Magic, I have found, doesn’t come with the snow, it comes with people, discovering themselves when the world is crystallized and sparkling like new. We never like to say that some things are black and white, but in the end, I have yet to meet a single person who doesn’t at least hold a minute of awe when seeing an old town, surrounded by countryside and deep, complicated history, become light again with a fresh blanket of snow white.
Where to stay
Airbnb. Grab an Airbnb flat as they're the best option; we personally loved Stephen and his team on Praterstrasse. The flat was conveniently located, quiet, and just a 15 minutes walk from St. Stephen’s Cathedral. With sleeping for 4 and plenty of space for sleeping bags, air mattresses and more, this apartment had everything we needed. Full kitchen and bathroom, with a street view were other big perks. Go in the off-season for a great deal (we stayed for four nights for around $175 including cleaning and booking fees).
Where to eat
Teka. My crew mixed it up while we were in Vienna, trying traditional foods but also sticking to a couple of our favorites. After touring all over Vienna, we wandered into a four tabled corner Japanese restaurant that changed our lives. With tired, wary feet and voracious appetites, Teka was exactly what we needed. Curry coconut noodles, bento boxes and more, it's a tight squeeze with only 4 tables so you've got to be quick or lucky to grab a seat.
L.Heiner Wein. Next, definitely make a stop at L.Heiner Wein. Here the atmosphere was authentically old Austrian, the cakes were beautifully pink, and the coffee was delicious. Plan to spend a little time in here, the atmosphere is truly to die for.
What Not To Miss
Chocolates. While the Swiss and Belgians may have a bigger stake in the chocolate trade, we personally loved all the confectious treats we had while in Vienna, and if we went back, there would definitely be a lot more chocolate covered strawberry marzipan purchasing, and eating!
Stars. Also, and this is a personal favorite, there are cute little costume jewelry sets at the Schonbrunn Palace in honor of a real set that Empress Sisi loved to wear. These little star baubles are really elegant (despite their costume-y nature) and would make a great birthday present for someone special.
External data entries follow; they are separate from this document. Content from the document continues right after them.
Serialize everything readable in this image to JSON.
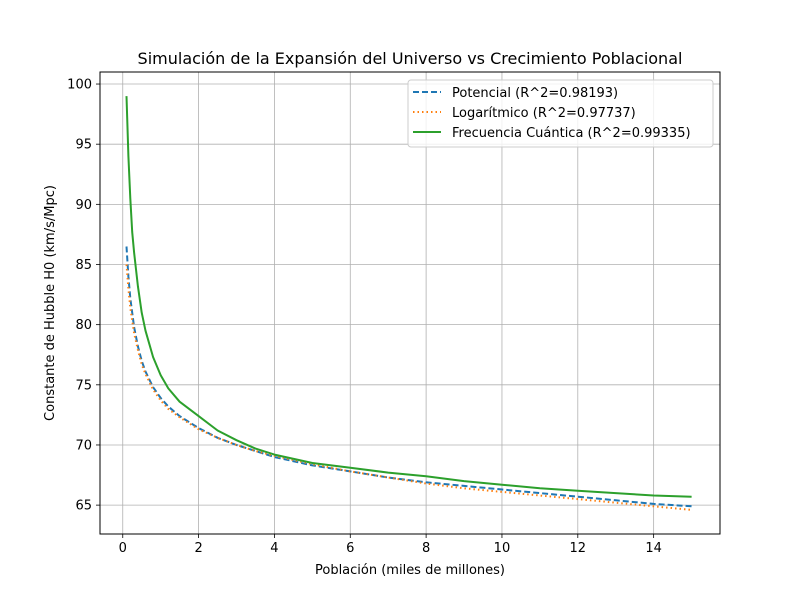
{
  "chart_data": {
    "type": "line",
    "title": "Simulación de la Expansión del Universo vs Crecimiento Poblacional",
    "xlabel": "Población (miles de millones)",
    "ylabel": "Constante de Hubble H0 (km/s/Mpc)",
    "xlim": [
      -0.6,
      15.75
    ],
    "ylim": [
      62.6,
      101.0
    ],
    "xticks": [
      0,
      2,
      4,
      6,
      8,
      10,
      12,
      14
    ],
    "yticks": [
      65,
      70,
      75,
      80,
      85,
      90,
      95,
      100
    ],
    "xtick_labels": [
      "0",
      "2",
      "4",
      "6",
      "8",
      "10",
      "12",
      "14"
    ],
    "ytick_labels": [
      "65",
      "70",
      "75",
      "80",
      "85",
      "90",
      "95",
      "100"
    ],
    "grid": true,
    "legend_position": "top-right",
    "series": [
      {
        "name": "Potencial (R^2=0.98193)",
        "color": "#1f77b4",
        "style": "dashed",
        "x": [
          0.1,
          0.15,
          0.2,
          0.3,
          0.4,
          0.5,
          0.6,
          0.8,
          1.0,
          1.2,
          1.5,
          2.0,
          2.5,
          3.0,
          3.5,
          4.0,
          5.0,
          6.0,
          7.0,
          8.0,
          9.0,
          10.0,
          11.0,
          12.0,
          13.0,
          14.0,
          15.0
        ],
        "y": [
          86.5,
          84.0,
          82.2,
          79.8,
          78.2,
          77.0,
          76.1,
          74.8,
          73.9,
          73.2,
          72.4,
          71.4,
          70.6,
          70.0,
          69.5,
          69.0,
          68.3,
          67.8,
          67.3,
          66.9,
          66.6,
          66.3,
          66.0,
          65.7,
          65.4,
          65.1,
          64.9
        ]
      },
      {
        "name": "Logarítmico (R^2=0.97737)",
        "color": "#ff7f0e",
        "style": "dotted",
        "x": [
          0.1,
          0.15,
          0.2,
          0.3,
          0.4,
          0.5,
          0.6,
          0.8,
          1.0,
          1.2,
          1.5,
          2.0,
          2.5,
          3.0,
          3.5,
          4.0,
          5.0,
          6.0,
          7.0,
          8.0,
          9.0,
          10.0,
          11.0,
          12.0,
          13.0,
          14.0,
          15.0
        ],
        "y": [
          85.0,
          83.0,
          81.4,
          79.3,
          77.9,
          76.7,
          75.9,
          74.6,
          73.7,
          73.0,
          72.3,
          71.3,
          70.6,
          70.0,
          69.5,
          69.1,
          68.4,
          67.8,
          67.3,
          66.8,
          66.4,
          66.1,
          65.8,
          65.5,
          65.2,
          64.9,
          64.6
        ]
      },
      {
        "name": "Frecuencia Cuántica (R^2=0.99335)",
        "color": "#2ca02c",
        "style": "solid",
        "x": [
          0.1,
          0.15,
          0.2,
          0.25,
          0.3,
          0.4,
          0.5,
          0.6,
          0.8,
          1.0,
          1.2,
          1.5,
          2.0,
          2.5,
          3.0,
          3.5,
          4.0,
          5.0,
          6.0,
          7.0,
          8.0,
          9.0,
          10.0,
          11.0,
          12.0,
          13.0,
          14.0,
          15.0
        ],
        "y": [
          99.0,
          94.0,
          90.5,
          87.7,
          86.0,
          83.2,
          81.0,
          79.5,
          77.3,
          75.8,
          74.7,
          73.6,
          72.4,
          71.2,
          70.4,
          69.7,
          69.2,
          68.5,
          68.1,
          67.7,
          67.4,
          67.0,
          66.7,
          66.4,
          66.2,
          66.0,
          65.8,
          65.7
        ]
      }
    ]
  }
}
I also personally loved the lace-edged and monogrammed handkerchiefs for sale all over the city--these were a definite purchase!
How to get around
Walk. There are trams and a subway system in Vienna that are great if you’re going pretty far out of the way (or have trouble walking long distances) but the best way to check out this great city is to do it a la pied. A taxi is great for getting from the train station (or airport) to your destination, but past that, I say tie up those laces and get to marching.